The large, uniformly superb cast includes those playing characters present in a the first scene, a 1899 family gathering. Among them are: Emilia (the estimable Phyllis Kay); her son and a convert to Catholicism, Hermann Merz (Nael Nacer, whose memorable portrayal of the patriarch of another Jewish family in last season’s “A Prayer for the French Republic” led to the local actor’s being cast in the same role on Broadway); Hermann’s wife, the gentile Gretl (a multi-dimensional Brenda Meaney), who throws caution to the wind for a secret dalliance with non-Jewish cavalry officer, Fritz (Samuel Adams); their school-aged son Jacob (Quinn Murphy on opening night, Elias Wettengel at other performances); Emilia’s daughter Eva (a dignified Rachel Felstein) and son-in-law Ludwig Jakobovicz (the excellent Firdous Bamji);  Ludwig’s sister Wilma (Sarah Corey); and her husband Ernst Kloster (Maboud Ebrahimzadeh).
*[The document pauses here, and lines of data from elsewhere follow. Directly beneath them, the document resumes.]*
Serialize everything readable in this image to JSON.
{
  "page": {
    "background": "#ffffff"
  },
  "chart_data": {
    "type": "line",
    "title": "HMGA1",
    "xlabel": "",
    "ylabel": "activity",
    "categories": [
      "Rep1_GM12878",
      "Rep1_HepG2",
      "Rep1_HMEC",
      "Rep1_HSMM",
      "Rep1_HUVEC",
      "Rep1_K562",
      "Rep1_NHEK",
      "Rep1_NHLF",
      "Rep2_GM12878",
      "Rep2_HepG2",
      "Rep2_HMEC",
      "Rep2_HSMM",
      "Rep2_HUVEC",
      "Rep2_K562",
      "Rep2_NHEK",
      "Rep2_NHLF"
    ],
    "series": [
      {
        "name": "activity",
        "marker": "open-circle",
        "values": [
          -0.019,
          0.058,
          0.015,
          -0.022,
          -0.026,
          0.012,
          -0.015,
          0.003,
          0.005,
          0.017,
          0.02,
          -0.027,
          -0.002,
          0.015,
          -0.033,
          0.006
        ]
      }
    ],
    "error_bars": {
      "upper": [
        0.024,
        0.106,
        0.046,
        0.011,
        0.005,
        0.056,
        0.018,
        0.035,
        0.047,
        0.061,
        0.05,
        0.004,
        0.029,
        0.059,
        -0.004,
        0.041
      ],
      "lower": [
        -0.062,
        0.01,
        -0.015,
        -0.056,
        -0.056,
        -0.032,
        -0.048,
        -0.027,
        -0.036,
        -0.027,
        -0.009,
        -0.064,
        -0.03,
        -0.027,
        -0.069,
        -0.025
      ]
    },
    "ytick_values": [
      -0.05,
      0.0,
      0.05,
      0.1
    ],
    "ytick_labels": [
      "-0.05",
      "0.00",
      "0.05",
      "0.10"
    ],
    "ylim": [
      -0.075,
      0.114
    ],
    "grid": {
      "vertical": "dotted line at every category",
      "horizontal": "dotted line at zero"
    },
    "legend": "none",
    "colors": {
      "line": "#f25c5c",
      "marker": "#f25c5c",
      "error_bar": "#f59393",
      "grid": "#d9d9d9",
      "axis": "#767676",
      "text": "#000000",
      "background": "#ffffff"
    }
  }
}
Hermann, perhaps because of his conversion, believes that Austrian Jews are safe, but Ludwig does not agree. He methodically explains the ways in which antisemitism still pervades Austria and how that menace might one day ensnare them. In Ludwig’e eyes, the warmth of the families may not always be enough to stave off the steadily encroaching chill.

In November 1938, that prognostication proves true when a Nazi paramilitary man arrives at their home on what would become known as Kristallnacht, or the Night of Broken Glass, because of the destruction wrought on Jewish businesses, homes, and synagogues. He taunts and abuses the families while instructing them to pack a single suitcase and prepare to leave. It is a terrifying scene, made more so by Samuel Douglas’s ice-cold portrayal of the Nazi. Douglas’s high-pitched voice pierces the air, every sound a jolt to the civility of the lives his character is so cruelly upending.
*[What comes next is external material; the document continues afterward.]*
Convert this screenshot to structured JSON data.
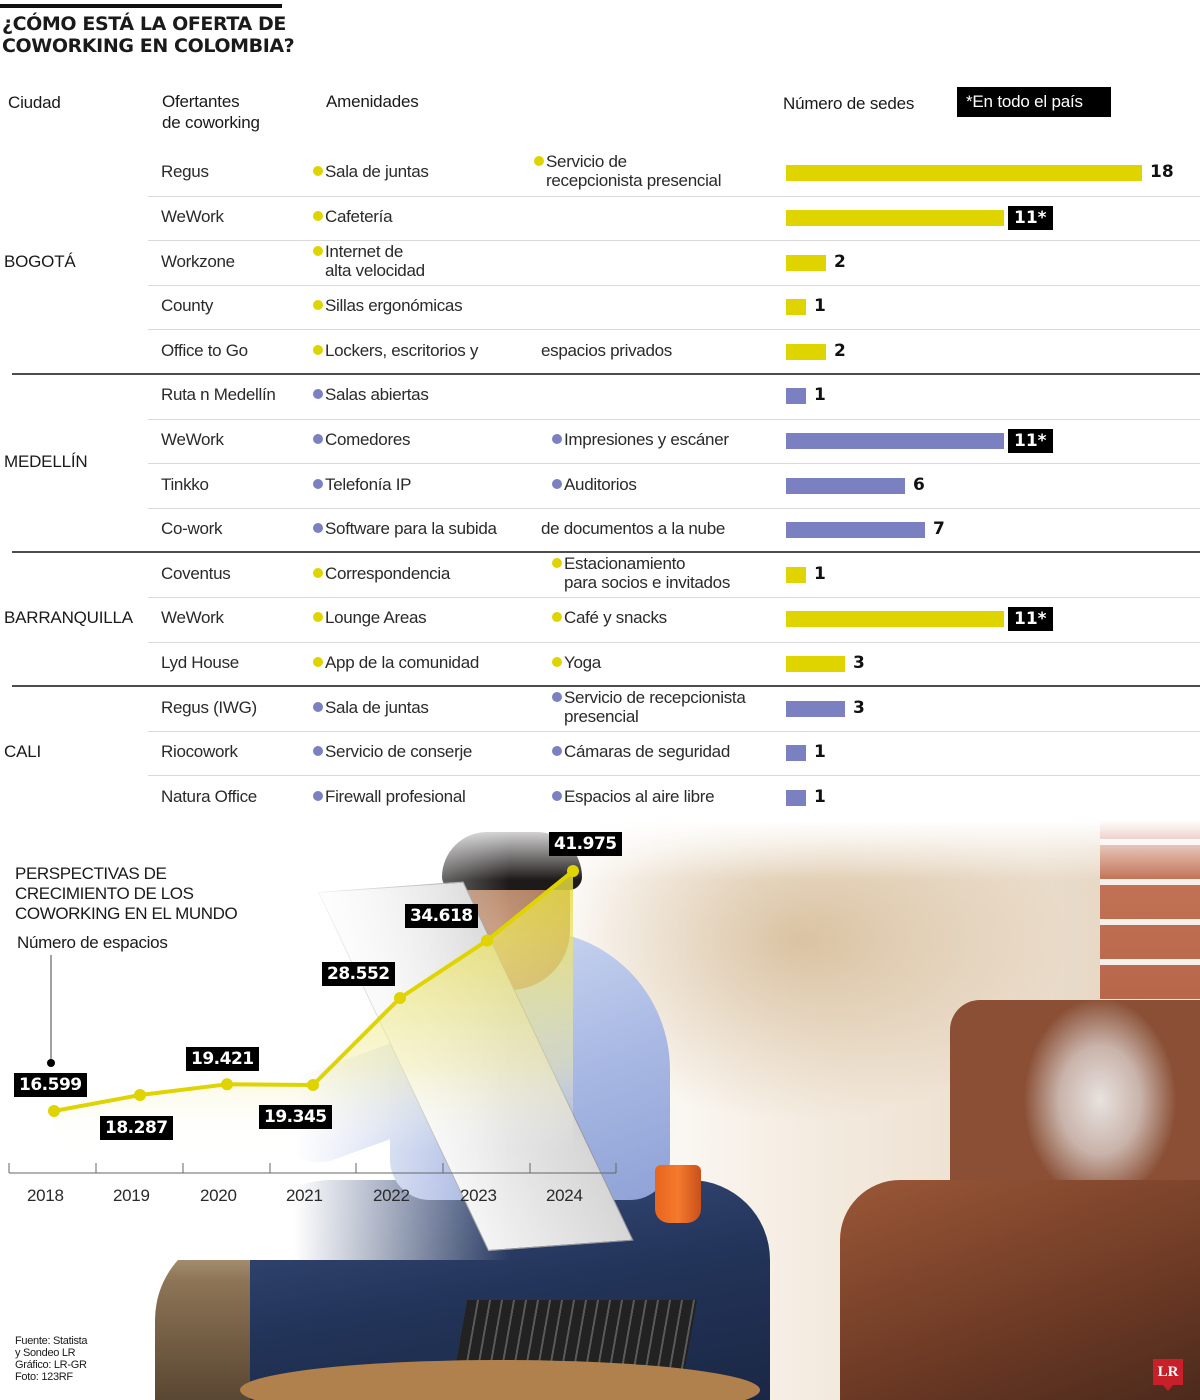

The drama’s climax comes in 1955 when Rosa Kloster (Rebecca Gibel), the daughter of Wilma and Ernst Kloster and a Freudian analyst who moved to New York before the Holocaust, solemnly recalls each departed family member by name and place of death, which most often was Auschwitz. On opening night, the audience was stilled in silence as the sadness grew into a kind of communal mourning.

Scenic designer Ken MacDonald has created a large, well-appointed living room that also includes a long dining-room table, with formal furniture pieces, impressive lighting fixtures, and abundant leather-bound books, enhanced by Yuki Izumihara’s commanding, sometimes ominous projections, and Robert Wierzel’s lighting.

Alex Yaeger’s costume designs are well-suited to each character and each period, with silk brocade and lacy frills demonstrating their financial status, and properly worn finery evidencing their dignified comportment at every turn.